Spiżarnia, czyli pomieszczenie służące do przechowywania żywności, była niezbyt może wytwornym, ale za to niezbędnym elementem domu. Musiała być odpowiednio przestronna i zapewniać właściwe warunki przechowywania różnych rodzajów produktów i pożywienia.
Teatr był miejscem służącym rozrywce i obcowaniu ze sztuką. Z drugiej strony był miejscem niewątpliwie publicznym, nie wszystkie sztuki można było uznać za stosowne dla dam (zwłaszcza młodych), a do tego artyści sceniczni byli osobami moralnie dwuznacznymi, chociaż podziwianie wybitnej gry aktorskiej było dozwolone.
Nauka języków obcych była obowiązkowym elementem XIX-wiecznej edukacji. Nie wszystkie języki były jednak równe. Kobiety z zasady nie uczyły się łaciny ani greki – istotnego elementu edukacji męskiej. Natomiast od często bardzo wczesnych lat poznawały język francuski – umiejętność czytania i swobodnej konwersacji w tym języku uważane były za konieczny element wykształcenia „starannie wychowanej panny”. Coraz modniejszy stawał się angielski (jego znajomość odegrała tak istotną rolę w „Lalce” Prusa).

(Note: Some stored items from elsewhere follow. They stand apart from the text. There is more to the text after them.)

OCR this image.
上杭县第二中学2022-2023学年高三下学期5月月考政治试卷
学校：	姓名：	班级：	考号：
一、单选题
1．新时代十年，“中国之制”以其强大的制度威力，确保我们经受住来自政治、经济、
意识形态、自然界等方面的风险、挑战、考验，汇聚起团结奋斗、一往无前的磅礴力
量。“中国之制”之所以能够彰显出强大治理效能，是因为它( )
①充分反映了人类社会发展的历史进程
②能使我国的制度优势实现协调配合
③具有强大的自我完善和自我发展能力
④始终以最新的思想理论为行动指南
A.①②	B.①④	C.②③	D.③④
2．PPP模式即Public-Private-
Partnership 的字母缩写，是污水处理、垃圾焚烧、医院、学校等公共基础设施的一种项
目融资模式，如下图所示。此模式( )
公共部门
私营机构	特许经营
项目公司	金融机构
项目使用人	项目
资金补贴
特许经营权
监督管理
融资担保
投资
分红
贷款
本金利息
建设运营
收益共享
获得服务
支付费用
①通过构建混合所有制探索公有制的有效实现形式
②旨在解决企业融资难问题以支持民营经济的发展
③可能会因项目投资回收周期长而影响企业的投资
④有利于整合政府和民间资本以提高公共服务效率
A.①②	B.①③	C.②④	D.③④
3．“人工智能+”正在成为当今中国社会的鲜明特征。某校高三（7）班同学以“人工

Coraz powszechniejsze podróże wymagały odpowiednich do tego strojów. Klasyczne ubranie podróżne szyte było ze słabo brudzącej się i łatwej do czyszczenia tkaniny. Zalecano kolory, na których ewentualny kurz i brud będą słabo widoczne (szarości i brązy). Wskazane było zminimalizowane ozdób, które zbierały kurz i mogły się łatwo uszkodzić. Strój uzupełniał skromny i prosty kapelusz z woalką, chroniącą cerę przed wiatrem, kurzem i dymem.

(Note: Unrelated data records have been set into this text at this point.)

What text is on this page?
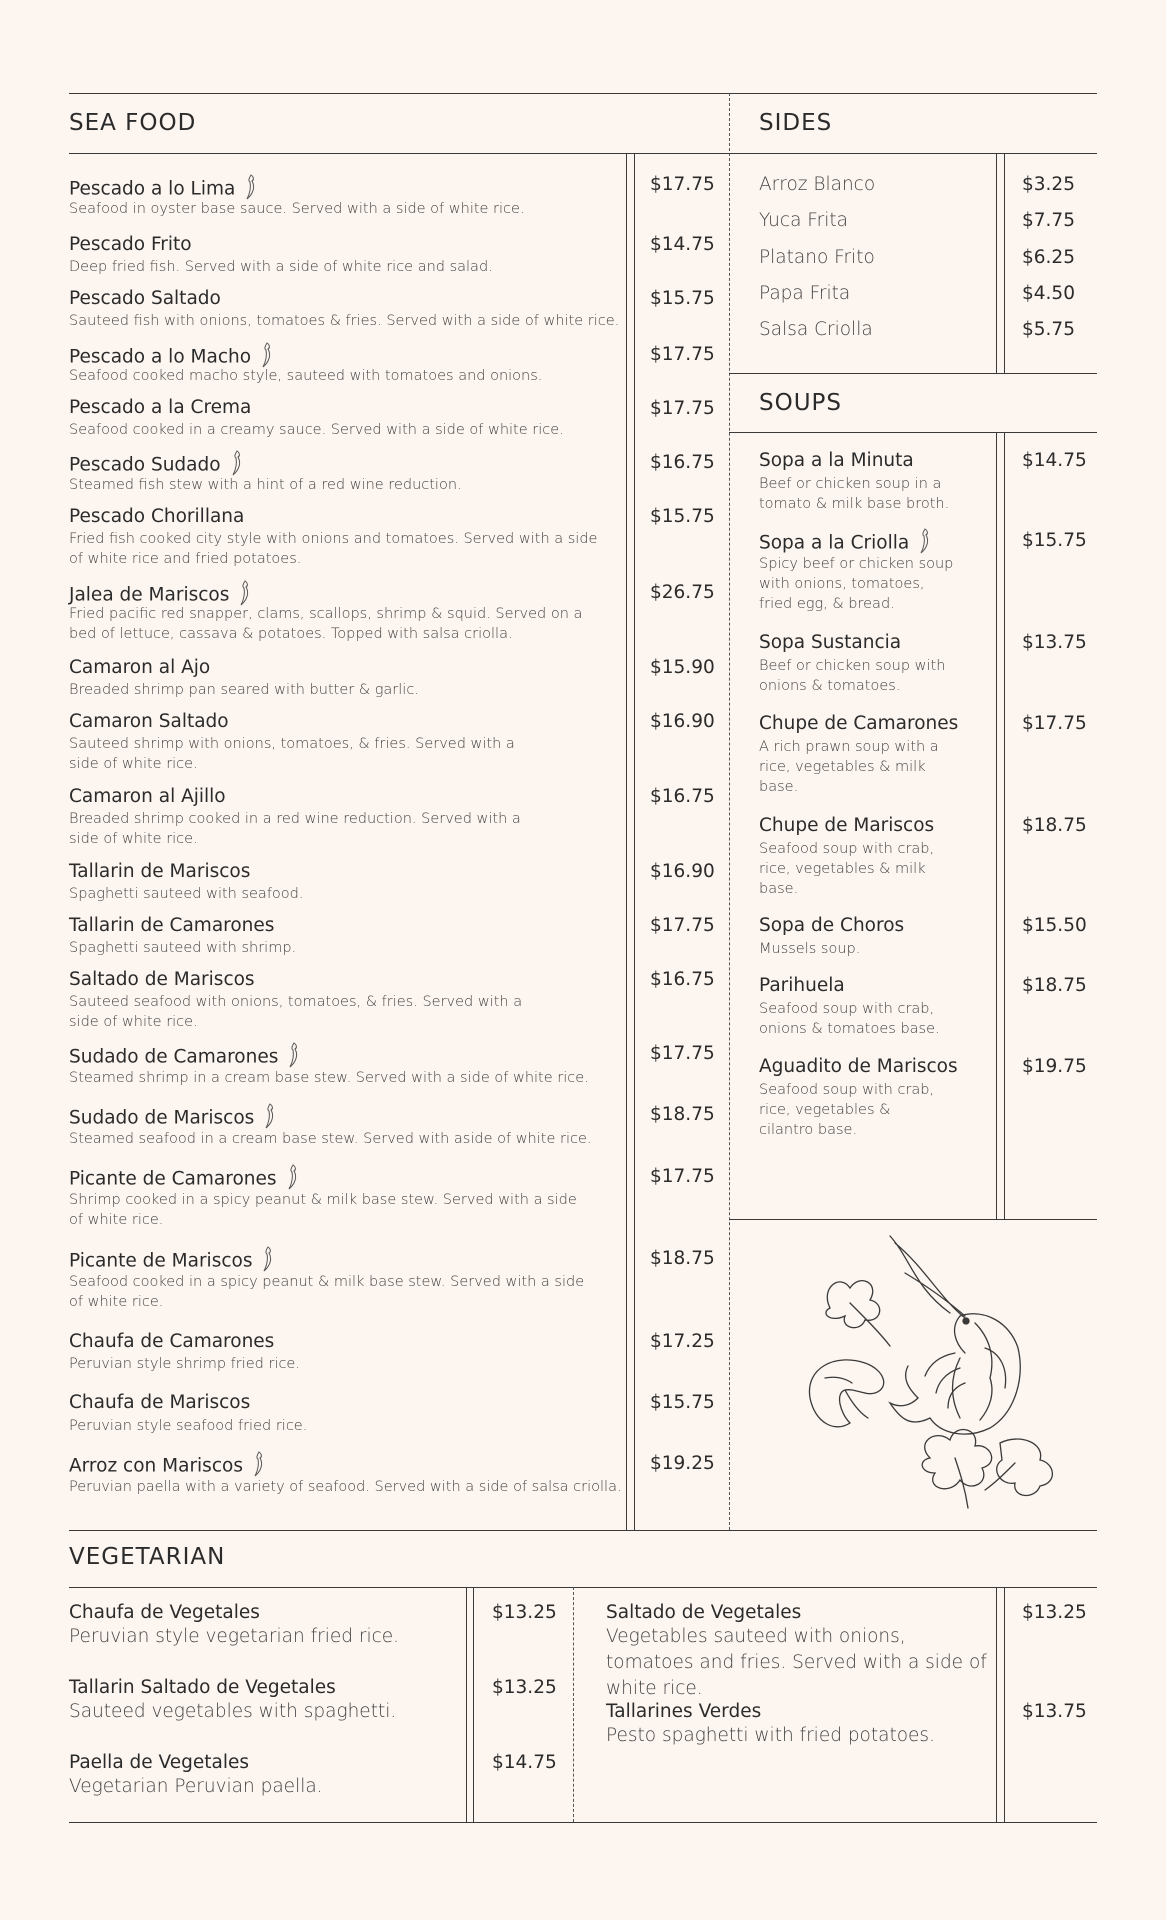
SEA FOOD	SIDES
SOUPS
VEGETARIAN
Pescado a lo Lima
Seafood in oyster base sauce. Served with a side of white rice.
$17.75
Pescado Frito
Deep fried fish. Served with a side of white rice and salad.
$14.75
Pescado Saltado
Sauteed fish with onions, tomatoes & fries. Served with a side of white rice.
$15.75
Pescado a lo Macho
Seafood cooked macho style, sauteed with tomatoes and onions.
$17.75
Pescado a la Crema
Seafood cooked in a creamy sauce. Served with a side of white rice.
$17.75
Pescado Sudado
Steamed fish stew with a hint of a red wine reduction.
$16.75
Pescado Chorillana
Fried fish cooked city style with onions and tomatoes. Served with a side of white rice and fried potatoes.
$15.75
Jalea de Mariscos
Fried pacific red snapper, clams, scallops, shrimp & squid. Served on a bed of lettuce, cassava & potatoes. Topped with salsa criolla.
$26.75
Camaron al Ajo
Breaded shrimp pan seared with butter & garlic.
$15.90
Camaron Saltado
Sauteed shrimp with onions, tomatoes, & fries. Served with a side of white rice.
$16.90
Camaron al Ajillo
Breaded shrimp cooked in a red wine reduction. Served with a side of white rice.
$16.75
Tallarin de Mariscos
Spaghetti sauteed with seafood.
$16.90
Tallarin de Camarones
Spaghetti sauteed with shrimp.
$17.75
Saltado de Mariscos
Sauteed seafood with onions, tomatoes, & fries. Served with a side of white rice.
$16.75
Sudado de Camarones
Steamed shrimp in a cream base stew. Served with a side of white rice.
$17.75
Sudado de Mariscos
Steamed seafood in a cream base stew. Served with aside of white rice.
$18.75
Picante de Camarones
Shrimp cooked in a spicy peanut & milk base stew. Served with a side of white rice.
$17.75
Picante de Mariscos
Seafood cooked in a spicy peanut & milk base stew. Served with a side of white rice.
$18.75
Chaufa de Camarones
Peruvian style shrimp fried rice.
$17.25
Chaufa de Mariscos
Peruvian style seafood fried rice.
$15.75
Arroz con Mariscos
Peruvian paella with a variety of seafood. Served with a side of salsa criolla.
$19.25
Arroz Blanco	$3.25
Yuca Frita	$7.75
Platano Frito	$6.25
Papa Frita	$4.50
Salsa Criolla	$5.75
Sopa a la Minuta
Beef or chicken soup in a tomato & milk base broth.
$14.75
Sopa a la Criolla
Spicy beef or chicken soup with onions, tomatoes, fried egg, & bread.
$15.75
Sopa Sustancia
Beef or chicken soup with onions & tomatoes.
$13.75
Chupe de Camarones
A rich prawn soup with a rice, vegetables & milk base.
$17.75
Chupe de Mariscos
Seafood soup with crab, rice, vegetables & milk base.
$18.75
Sopa de Choros
Mussels soup.
$15.50
Parihuela
Seafood soup with crab, onions & tomatoes base.
$18.75
Aguadito de Mariscos
Seafood soup with crab, rice, vegetables & cilantro base.
$19.75
Chaufa de Vegetales
Peruvian style vegetarian fried rice.
$13.25
Tallarin Saltado de Vegetales
Sauteed vegetables with spaghetti.
$13.25
Paella de Vegetales
Vegetarian Peruvian paella.
$14.75
Saltado de Vegetales
Vegetables sauteed with onions, tomatoes and fries. Served with a side of white rice.
$13.25
Tallarines Verdes
Pesto spaghetti with fried potatoes.
$13.75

Podwieczorki jadano przede wszystkim na wsi, gdzie dzień zaczynał się wcześniej, a zatem wcześniej był i obiad. Jadano je latem, kiedy dzień był dłuższy. W mieście, gdzie obiady często dostosowane były do godzin pracy biur, nie były aż tak potrzebne.
Bielizna stanowiła specjalny element stroju. Składała się z dość wielu elementów, przez co sama w sobie wymagała wiele uwagi. Z drugiej strony – poza ewentualnym rąbkiem halki i fragmentem pończochy w szczególnych sytuacjach – pozostawała niewidoczna. Ze względów higienicznych, estetycznych i moralnych zalecano staranne dbanie o nią (jednak nie za bardzo)
Jak wszystko inne podlegała modzie i zmieniała swój kształt wraz ze zmieniającymi się fasonami sukni (było to niezwykle istotne, przecież ona właśnie nadawała strojowi pożądany kształt). Zmieniała się także moda na kolory, zdobienia, itp. Czasopisma modowe informowały o wszystkich zmianach mody, także w tej dziedzinie. Jednak raz na jakiś czas przywoływały swoje czytelniczki do porządku, apelując o umiar. Ze wspomnianych względów moralnych bielizna powinna być czysta , ale nie przesadnie ozdobna. Powszechnie znana jest opinia pani Dulskiej o kobietach „szumiących jedwabiami pod spodem”.
Każdy strój wymagał stosownej bielizny, na którą składało się kilka elementów. Spodnia warstwa bielizny damskiej składała się z koszuli i długich do kolan majtek (będących oddzielnymi nogawkami przyszytymi do paska w talii). Na to nakładano gorset i krynolinę lub turniurę, jeżeli w danym czasie były w modzie. Na gorset nakładano stanik (zwany czasem cache-corset), oraz halkę, nazywaną też spódnicą – czasem te elementy bywały łączone w jeden. Ta ostatnia bywała już zdobiona, a jej fałdy i falbany pomagały w nadaniu odpowiedniego kształtu sukni. Do sukni z trenem nakładano spódnicę także z trenem (mógł być dopinany), aby chronił dół sukni. Na nogi wkładano pończochy.